Huawei is getting a short lease of life in the United States, as The White House Office of Management and Budget (OMB) has requested more time for companies to comply with a federal ban on contracts involving the Chinese telecom company. Last year, U.S. President Donald Trump declared a national emergency over the use of foreign technology. This executive order paved the way for the Commerce Department to place Huawei on a list of banned vendors. Congress followed up by barring the government from purchasing Chinese technology, and Huawei specifically, in the annual National Defense Authorization Act.

Since that series of political losses, Huawei began to lose commercial partners. All American companies are barred from exporting technology to Huawei and 70 of its subsidiaries. Taking it a step further, any company that licenses technology from the U.S. – even foreign businesses – have to halt all use of Huawei’s technology.

Naturally, this complicated Huawei’s business situation, as Google removed its Android certification and other suppliers dropped the tech giant instantaneously. Broadcom, Intel, Qualcomm, and ARM all ceased business operations and cancelled partnerships in light of the U.S. ban. Seemingly overnight, the tables turned on the world’s number two smartphone maker. Now, in order to even sell a phone in China, it must be built from scratch, by developing both its own operating system and networking chips.
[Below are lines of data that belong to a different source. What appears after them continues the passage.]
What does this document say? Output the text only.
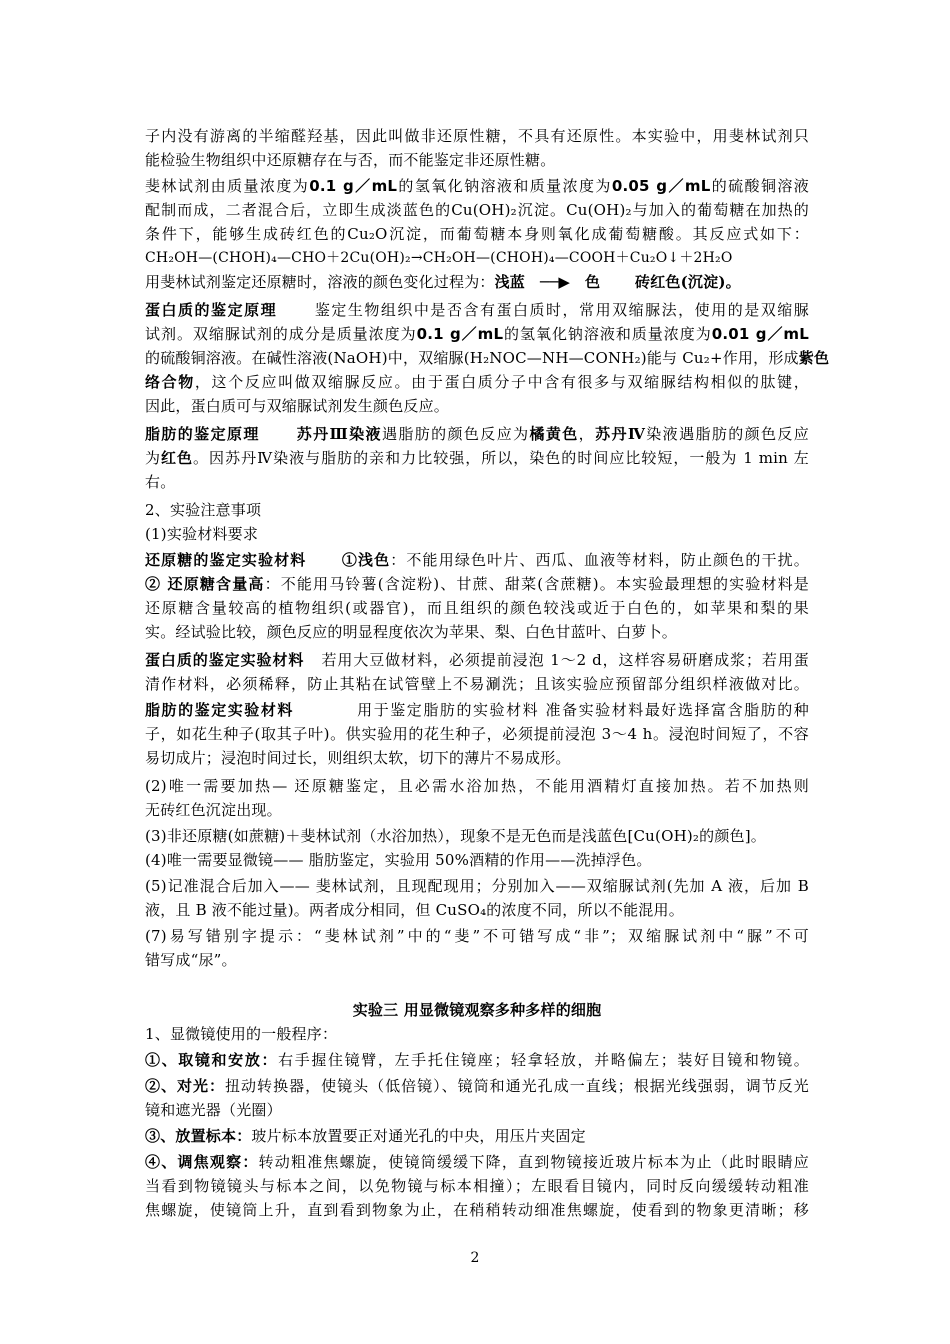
子内没有游离的半缩醛羟基，因此叫做非还原性糖，不具有还原性。本实验中，用斐林试剂只
能检验生物组织中还原糖存在与否，而不能鉴定非还原性糖。
斐林试剂由质量浓度为0.1 g／mL的氢氧化钠溶液和质量浓度为0.05 g／mL的硫酸铜溶液
配制而成，二者混合后，立即生成淡蓝色的Cu(OH)₂沉淀。Cu(OH)₂与加入的葡萄糖在加热的
条件下，能够生成砖红色的Cu₂O沉淀，而葡萄糖本身则氧化成葡萄糖酸。其反应式如下：
CH₂OH—(CHOH)₄—CHO＋2Cu(OH)₂→CH₂OH—(CHOH)₄—COOH＋Cu₂O↓＋2H₂O
用斐林试剂鉴定还原糖时，溶液的颜色变化过程为：浅蓝 ──▶ 色 砖红色(沉淀)。
蛋白质的鉴定原理	鉴定生物组织中是否含有蛋白质时，常用双缩脲法，使用的是双缩脲
试剂。双缩脲试剂的成分是质量浓度为0.1 g／mL的氢氧化钠溶液和质量浓度为0.01 g／mL
的硫酸铜溶液。在碱性溶液(NaOH)中，双缩脲(H₂NOC—NH—CONH₂)能与 Cu₂+作用，形成紫色
络合物，这个反应叫做双缩脲反应。由于蛋白质分子中含有很多与双缩脲结构相似的肽键，
因此，蛋白质可与双缩脲试剂发生颜色反应。
脂肪的鉴定原理 苏丹Ⅲ染液遇脂肪的颜色反应为橘黄色，苏丹Ⅳ染液遇脂肪的颜色反应
为红色。因苏丹Ⅳ染液与脂肪的亲和力比较强，所以，染色的时间应比较短，一般为 1 min 左
右。
2、实验注意事项
(1)实验材料要求
还原糖的鉴定实验材料 ①浅色：不能用绿色叶片、西瓜、血液等材料，防止颜色的干扰。
② 还原糖含量高：不能用马铃薯(含淀粉)、甘蔗、甜菜(含蔗糖)。本实验最理想的实验材料是
还原糖含量较高的植物组织(或器官)，而且组织的颜色较浅或近于白色的，如苹果和梨的果
实。经试验比较，颜色反应的明显程度依次为苹果、梨、白色甘蓝叶、白萝卜。
蛋白质的鉴定实验材料 若用大豆做材料，必须提前浸泡 1～2 d，这样容易研磨成浆；若用蛋
清作材料，必须稀释，防止其粘在试管壁上不易涮洗；且该实验应预留部分组织样液做对比。
脂肪的鉴定实验材料	用于鉴定脂肪的实验材料 准备实验材料最好选择富含脂肪的种
子，如花生种子(取其子叶)。供实验用的花生种子，必须提前浸泡 3～4 h。浸泡时间短了，不容
易切成片；浸泡时间过长，则组织太软，切下的薄片不易成形。
(2)唯一需要加热— 还原糖鉴定，且必需水浴加热，不能用酒精灯直接加热。若不加热则
无砖红色沉淀出现。
(3)非还原糖(如蔗糖)＋斐林试剂（水浴加热），现象不是无色而是浅蓝色[Cu(OH)₂的颜色]。
(4)唯一需要显微镜—— 脂肪鉴定，实验用 50%酒精的作用——洗掉浮色。
(5)记准混合后加入—— 斐林试剂，且现配现用；分别加入——双缩脲试剂(先加 A 液，后加 B
液，且 B 液不能过量)。两者成分相同，但 CuSO₄的浓度不同，所以不能混用。
(7)易写错别字提示：“斐林试剂”中的“斐”不可错写成“非”；双缩脲试剂中“脲”不可
错写成“尿”。
实验三 用显微镜观察多种多样的细胞
1、显微镜使用的一般程序：
①、取镜和安放：右手握住镜臂，左手托住镜座；轻拿轻放，并略偏左；装好目镜和物镜。
②、对光：扭动转换器，使镜头（低倍镜）、镜筒和通光孔成一直线；根据光线强弱，调节反光
镜和遮光器（光圈）
③、放置标本：玻片标本放置要正对通光孔的中央，用压片夹固定
④、调焦观察：转动粗准焦螺旋，使镜筒缓缓下降，直到物镜接近玻片标本为止（此时眼睛应
当看到物镜镜头与标本之间，以免物镜与标本相撞）；左眼看目镜内，同时反向缓缓转动粗准
焦螺旋，使镜筒上升，直到看到物象为止，在稍稍转动细准焦螺旋，使看到的物象更清晰；移
2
If that sounds like a daunting task, that’s because it is. Even a longtime chip producer such as Intel struggles with modern chips that have low yields and tight variances. It’s harder for Huawei to rapidly develop and efficiently produce a mobile chip that can compete with British-owned ARM or Samsung’s Exynos.
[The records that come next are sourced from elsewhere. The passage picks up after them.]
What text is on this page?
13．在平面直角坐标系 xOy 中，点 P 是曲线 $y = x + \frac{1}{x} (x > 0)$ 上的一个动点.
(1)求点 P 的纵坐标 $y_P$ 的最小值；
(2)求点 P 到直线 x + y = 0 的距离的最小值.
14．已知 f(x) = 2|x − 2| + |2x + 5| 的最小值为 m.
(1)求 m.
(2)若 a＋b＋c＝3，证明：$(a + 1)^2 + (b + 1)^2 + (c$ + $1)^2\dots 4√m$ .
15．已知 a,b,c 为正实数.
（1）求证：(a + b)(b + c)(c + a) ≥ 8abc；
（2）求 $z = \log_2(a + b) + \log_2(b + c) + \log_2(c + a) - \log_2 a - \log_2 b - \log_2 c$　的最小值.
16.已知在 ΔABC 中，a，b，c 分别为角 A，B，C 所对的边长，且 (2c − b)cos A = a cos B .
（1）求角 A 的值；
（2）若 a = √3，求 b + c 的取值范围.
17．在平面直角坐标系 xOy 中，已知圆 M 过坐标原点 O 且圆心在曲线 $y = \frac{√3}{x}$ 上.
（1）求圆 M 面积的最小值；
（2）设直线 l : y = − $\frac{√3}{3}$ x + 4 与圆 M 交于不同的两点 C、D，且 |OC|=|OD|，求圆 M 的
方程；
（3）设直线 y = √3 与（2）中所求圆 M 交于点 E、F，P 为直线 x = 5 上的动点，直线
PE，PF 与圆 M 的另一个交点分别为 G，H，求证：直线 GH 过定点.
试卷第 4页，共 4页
The network operations side of Huawei’s international business are faring slightly better, as they are still bringing in deals with Russia. Russia’s MTS mobile carrier has given the company a contract, being swayed by the fact that Huawei is one of the few companies capable of deploying both fast and cheap 5G networks.

Revenue might still trickle in from US government agencies and contractors as the OMB prepares policies for how they should remove themselves from a reliance on Chinese technology. As it stands, the NDAA calls for government contractors to cease purchasing Huawei equipment in two years, but that’s simply not enough time for them to find suitable alternatives and begin implementing those contingency plans.
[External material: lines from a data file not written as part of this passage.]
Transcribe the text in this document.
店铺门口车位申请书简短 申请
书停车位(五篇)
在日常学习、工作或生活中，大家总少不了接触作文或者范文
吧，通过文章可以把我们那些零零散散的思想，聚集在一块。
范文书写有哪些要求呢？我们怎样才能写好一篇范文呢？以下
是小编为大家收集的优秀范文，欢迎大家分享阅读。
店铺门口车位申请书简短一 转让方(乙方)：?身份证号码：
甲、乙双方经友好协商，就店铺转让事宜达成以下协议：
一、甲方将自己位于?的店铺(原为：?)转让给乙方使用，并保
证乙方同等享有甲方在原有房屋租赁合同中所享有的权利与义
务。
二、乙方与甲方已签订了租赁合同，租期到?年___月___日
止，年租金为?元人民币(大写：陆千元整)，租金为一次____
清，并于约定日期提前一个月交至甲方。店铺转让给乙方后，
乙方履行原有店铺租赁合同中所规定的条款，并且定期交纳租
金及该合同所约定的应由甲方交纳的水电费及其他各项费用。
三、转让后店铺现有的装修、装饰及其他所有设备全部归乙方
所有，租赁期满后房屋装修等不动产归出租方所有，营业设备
“This is about ensuring that companies who do business with the US government or receive federal grants and loans have time to extricate themselves from doing business with Huawei and other Chinese tech companies listed in the NDAA,” said Jacob Wood, a spokesman for the OMB.

Trump continues to pressure U.S. allies to abandon Huawei over allegations of potential espionage. Previously, he had threatened that US intelligence agencies might stop sharing information with other members of the Five Eyes network – Canada, the UK, Australia, and New Zealand – if they continue to use the banned technology. During his last meeting with outgoing British Prime Minister Theresa May, however, he mentioned that this would not happen to the UK.

Both the UK and Canada have yet to make decisions on Huawei’s fate in their countries. Huawei was represented at a hearing on Monday in front of the House of Commons. John Suffolk, the company’s cybersecurity and privacy officer, testified that there is no requirement by the Chinese government that mandate the company turn over its customers’ private information.

Canada is continuing its investigation into the security of the implications of using Huawei network gear, some of which is already deployed on its various networks. The country sparked controversy last year when it arrested Meng Wanzhou, Huawei’s chief financial officer at the United States’ request.

Trump has hinted that US policy toward Huawei could change based on the ongoing US- China trade war. By adding this pawn to the chess game, Trump is dangling a carrot out to provoke the Chinese to more favorable trade terms. It’s Trump effectively saying: “Look what my government can do, and that’s just one company.” By demonstrating that the US government can cripple companies it perceives as national security threats, Trump wields more power.

Finally, by taking away American technology and global expertise, Trump can then restore them and give Huawei its life back, should trade negotiations prove successful. In this way, he would be giving only what he took, and it costs him nothing.